Intruders hack payment company

By Lindsay Cohen email

WEST PALM BEACH, FL (WFLX) -- As if the faltering economy weren't enough, you can now add the potential of massive credit and debit card fraud to the list.

Hackers have made their way into databases at Heartland Payment Systems in Princeton, NJ, the company reports. Heartland handles accounts for nearly a quarter-million merchants and processed about 100 million transactions each month in 2008, although the company says it is still not sure how many credit card accounts may be impacted.

"It could be the largest breach ever," said cyber law attorney Andrew DeVore. "It will dwarf the largest prior breach."

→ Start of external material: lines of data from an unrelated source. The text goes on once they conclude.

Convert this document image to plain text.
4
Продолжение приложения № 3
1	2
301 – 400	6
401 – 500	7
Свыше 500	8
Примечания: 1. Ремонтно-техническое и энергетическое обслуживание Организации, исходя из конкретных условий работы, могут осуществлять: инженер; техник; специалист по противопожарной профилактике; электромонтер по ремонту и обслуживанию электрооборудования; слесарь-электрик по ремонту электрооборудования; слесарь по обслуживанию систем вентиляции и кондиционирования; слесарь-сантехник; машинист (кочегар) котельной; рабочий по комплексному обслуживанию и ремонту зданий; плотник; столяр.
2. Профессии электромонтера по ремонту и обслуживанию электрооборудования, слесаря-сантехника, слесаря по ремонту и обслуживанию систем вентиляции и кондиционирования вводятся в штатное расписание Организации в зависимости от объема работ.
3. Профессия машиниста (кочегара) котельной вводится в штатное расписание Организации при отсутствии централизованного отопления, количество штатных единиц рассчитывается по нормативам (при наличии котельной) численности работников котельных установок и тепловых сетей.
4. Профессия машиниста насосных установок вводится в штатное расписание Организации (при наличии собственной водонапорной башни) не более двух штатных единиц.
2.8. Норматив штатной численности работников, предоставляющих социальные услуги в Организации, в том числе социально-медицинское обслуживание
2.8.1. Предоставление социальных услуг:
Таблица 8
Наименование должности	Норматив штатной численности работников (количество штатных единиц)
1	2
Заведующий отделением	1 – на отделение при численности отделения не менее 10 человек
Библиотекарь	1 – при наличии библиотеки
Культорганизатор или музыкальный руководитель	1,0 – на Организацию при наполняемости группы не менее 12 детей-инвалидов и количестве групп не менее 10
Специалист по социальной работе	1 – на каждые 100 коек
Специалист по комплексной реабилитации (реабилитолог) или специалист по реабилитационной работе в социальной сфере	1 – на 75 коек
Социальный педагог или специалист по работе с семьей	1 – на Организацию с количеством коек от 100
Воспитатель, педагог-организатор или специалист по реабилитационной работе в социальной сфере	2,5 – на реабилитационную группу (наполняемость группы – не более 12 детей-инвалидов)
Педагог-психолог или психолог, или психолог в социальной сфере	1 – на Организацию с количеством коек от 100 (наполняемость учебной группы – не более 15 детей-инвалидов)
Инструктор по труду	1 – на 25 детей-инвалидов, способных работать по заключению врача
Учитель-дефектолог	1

The largest breach to date was in 2007, after hackers made their way into information at TJX Companies, which owns retailers TJ Maxx and Marshalls. An estimated 45 million credit and debit card accounts were impacted.

Heartland believes the breach is part of a global cyber-fraud operation, and says that that no confidential merchant data, social security numbers, or customer addresses or telephone numbers were violated.

"Our energized organization called on the owners of more than 150,000 business locations these past three days to help them understand the breach and what it means to them," said Robert O. Carr, Heartland's chairman and chief executive officer, in a statement. "I couldn't be prouder of our entire organization for the way everyone has pulled together to help."

Meantime, security experts are calling into question whether the company has downplayed the danger to untold millions of consumers.

"I think the release of information was a bit manipulative, on the timing," said Avivah Litan, a security analyst with the Gartner Group. "It was released on Inauguration Day but the incident was known about several days before.

Heartland recommends that consumers review their monthly credit and debit card statements and report any suspicious activity immediately.